The day started off okay for Tesla (TSLA) and its shareholders. The company announced a big loss of $3.35 a share as it burned through $745 million in cash in the first quarter. Revenue climbed 26% to a record $3.4 billion. Both the loss and the revenue number were better than Wall Street had expected.
Wall Street wasn’t exactly thrilled with the cash burn in the quarter. But it might have been willing to look past that number if CEO Elon Musk hadn’t blown up during the conference call.
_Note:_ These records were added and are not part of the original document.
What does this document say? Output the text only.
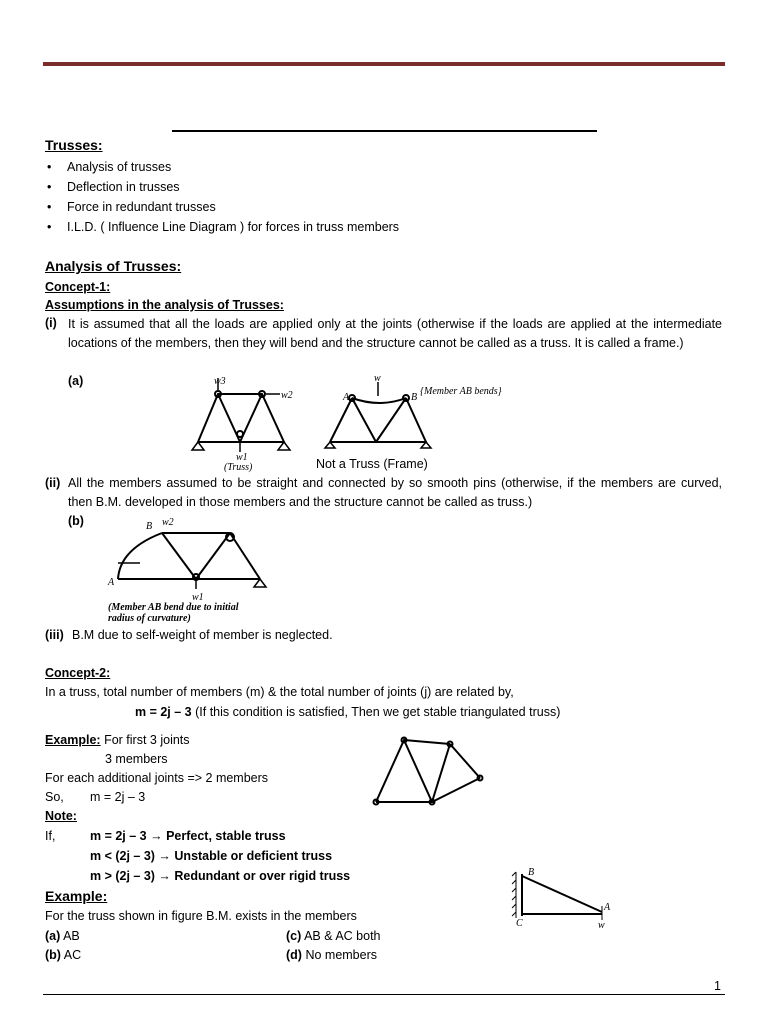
Trusses:
• Analysis of trusses
• Deflection in trusses
• Force in redundant trusses
• I.L.D. ( Influence Line Diagram ) for forces in truss members
Analysis of Trusses:
Concept-1:
Assumptions in the analysis of Trusses:
(i) It is assumed that all the loads are applied only at the joints (otherwise if the loads are applied at the intermediate locations of the members, then they will bend and the structure cannot be called as a truss. It is called a frame.)
(a)	w3
w2
w1
(Truss)
w
A	B
{Member AB bends}
Not a Truss (Frame)
(ii) All the members assumed to be straight and connected by so smooth pins (otherwise, if the members are curved, then B.M. developed in those members and the structure cannot be called as truss.)
(b)	B w2
A
w1
(Member AB bend due to initial
radius of curvature)
(iii) B.M due to self-weight of member is neglected.
Concept-2:
In a truss, total number of members (m) & the total number of joints (j) are related by,
m = 2j – 3 (If this condition is satisfied, Then we get stable triangulated truss)
Example: For first 3 joints
3 members
For each additional joints => 2 members
So, m = 2j – 3
Note:
If,	m = 2j – 3 → Perfect, stable truss
m < (2j – 3) → Unstable or deficient truss
m > (2j – 3) → Redundant or over rigid truss
Example:
For the truss shown in figure B.M. exists in the members
(a) AB
(b) AC
(c) AB & AC both
(d) No members
B
C
A
w
1
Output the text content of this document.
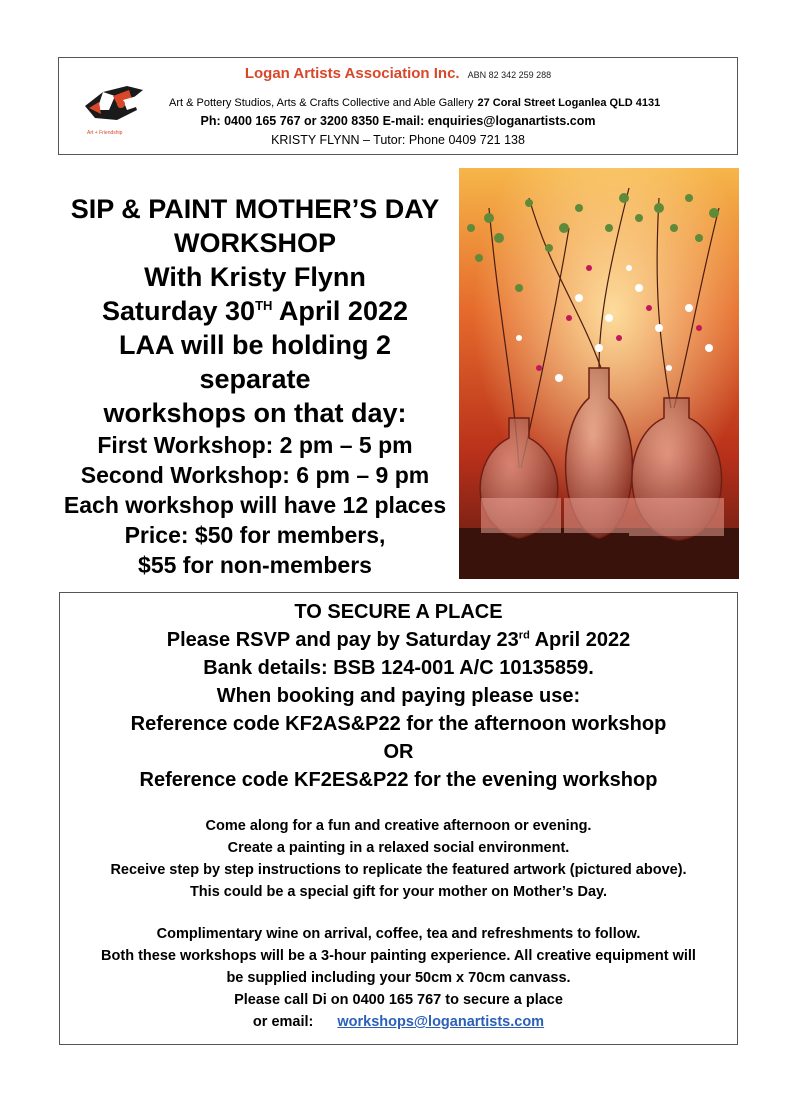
Art + Friendship
Logan Artists Association Inc. ABN 82 342 259 288
Art & Pottery Studios, Arts & Crafts Collective and Able Gallery 27 Coral Street Loganlea QLD 4131
Ph: 0400 165 767 or 3200 8350 E-mail: enquiries@loganartists.com
KRISTY FLYNN – Tutor: Phone 0409 721 138
SIP & PAINT MOTHER’S DAY
WORKSHOP
With Kristy Flynn
Saturday 30TH April 2022
LAA will be holding 2 separate
workshops on that day:
First Workshop: 2 pm – 5 pm
Second Workshop: 6 pm – 9 pm
Each workshop will have 12 places
Price: $50 for members,
$55 for non-members
TO SECURE A PLACE
Please RSVP and pay by Saturday 23rd April 2022
Bank details: BSB 124-001 A/C 10135859.
When booking and paying please use:
Reference code KF2AS&P22 for the afternoon workshop
OR
Reference code KF2ES&P22 for the evening workshop
Come along for a fun and creative afternoon or evening.
Create a painting in a relaxed social environment.
Receive step by step instructions to replicate the featured artwork (pictured above).
This could be a special gift for your mother on Mother’s Day.
Complimentary wine on arrival, coffee, tea and refreshments to follow.
Both these workshops will be a 3-hour painting experience. All creative equipment will
be supplied including your 50cm x 70cm canvass.
Please call Di on 0400 165 767 to secure a place
or email: workshops@loganartists.com
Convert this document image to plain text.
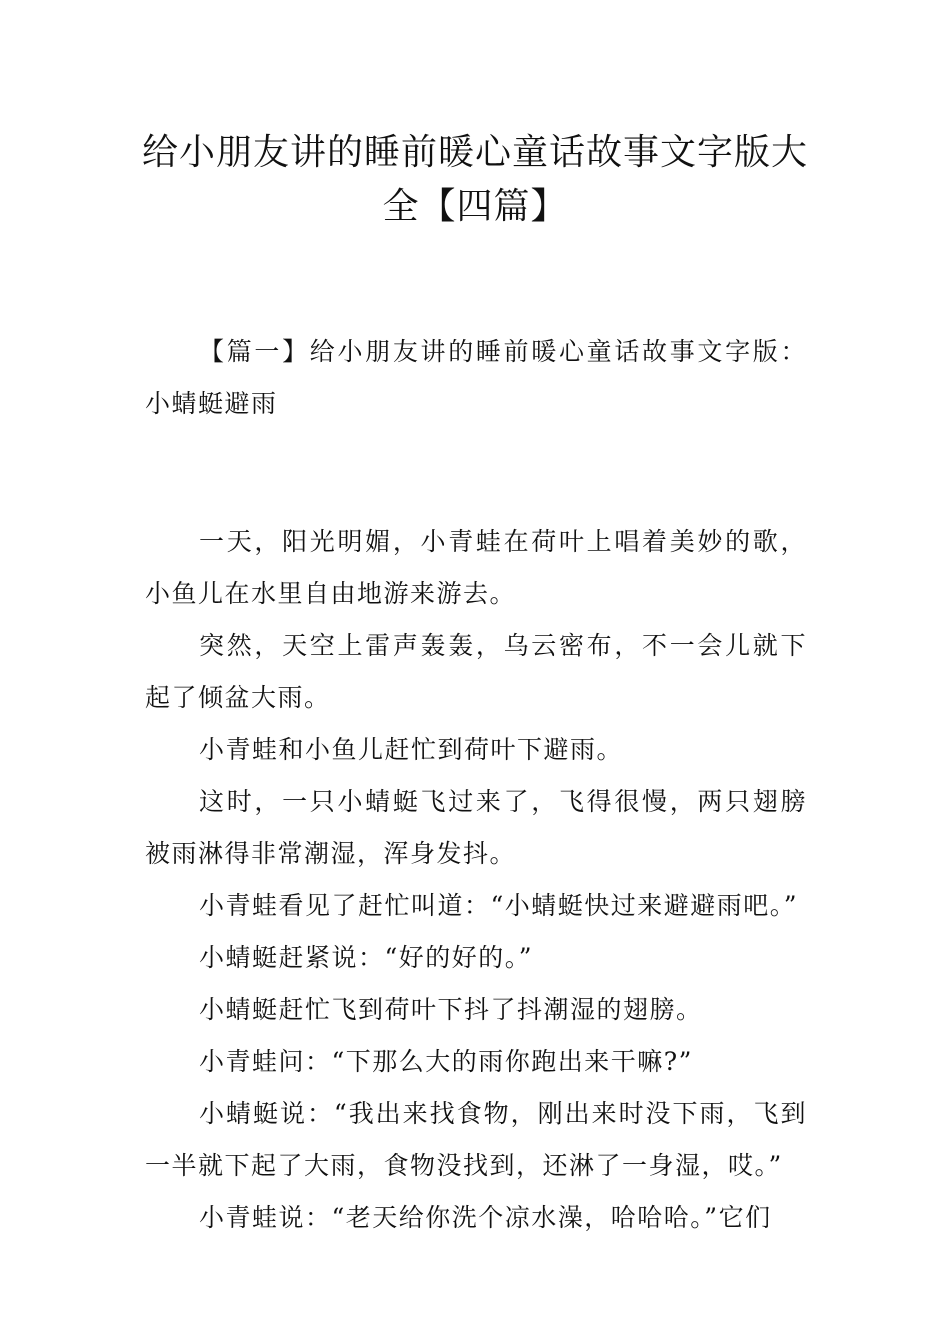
给小朋友讲的睡前暖心童话故事文字版大
全【四篇】

【篇一】给小朋友讲的睡前暖心童话故事文字版：小蜻蜓避雨

一天，阳光明媚，小青蛙在荷叶上唱着美妙的歌，小鱼儿在水里自由地游来游去。

突然，天空上雷声轰轰，乌云密布，不一会儿就下起了倾盆大雨。

小青蛙和小鱼儿赶忙到荷叶下避雨。

这时，一只小蜻蜓飞过来了，飞得很慢，两只翅膀被雨淋得非常潮湿，浑身发抖。

小青蛙看见了赶忙叫道：“小蜻蜓快过来避避雨吧。”

小蜻蜓赶紧说：“好的好的。”

小蜻蜓赶忙飞到荷叶下抖了抖潮湿的翅膀。

小青蛙问：“下那么大的雨你跑出来干嘛?”

小蜻蜓说：“我出来找食物，刚出来时没下雨，飞到一半就下起了大雨，食物没找到，还淋了一身湿，哎。”

小青蛙说：“老天给你洗个凉水澡，哈哈哈。”它们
In the call Musk refused to answer a question about capital expenditures–an important question, you’d think, for a company that could run out of cash this year–calling it “boring” and “boneheaded.” The exact quote from Musk is “Excuse me. Next. Boring, bone-head questions are not cool.”
And he also refused to answer an analyst’s question about how many customers who reserve the company’s new Model 3 actually wound up buying the car. Â Said Musk, “We’re going to YouTube. Sorry. These questions are so dry. They’re killing me.” Seems an important question to me since April sales were just 3,875 after 3,820 in March.
Musk offered up another one of his “forecasts” saying that Tesla would not have to raise money in 2018 because the company would turn profitable in the third and fourth quarters of 2018. Tesla has had only two profitable quarters since it went public in 2010. Musk said that the Model 3 was on track to see production climb to more than 3,000 vehicles a week soon and to 5,000 vehicles a week two months from now.  In April Model 3 production hit 2,270 a week and saw production of more than 2,000 for three straight weeks. The company’s target for production in April was 2,500 cars per week.
So right now analysts and Wall Street in general are angry at Musk and are out to punish him and Tesla. The shares fell 5.55% in trading during the regular session today.
But in the longer run, here’s what will count: The company finished 2017 with $3.4 billion in cash. During 2017 free cash flow was a negative $4.1 billion. The company only finished 2017 with that $3.4 billion in cash because the company sold $7.1 billion in debt during the period.
As Musk said during the conference call, investors who don’t like volatility shouldn’t own Tesla. 2018 is likely to be a volatile battle between Musk’s predictions of production levels and profits for the second half of the year–and Wall Street’s projections that the company will run out of cash and need to come back to the capital markets for more.
Full disclosure: I am neither long nor short Tesla in any of my personal portfolios.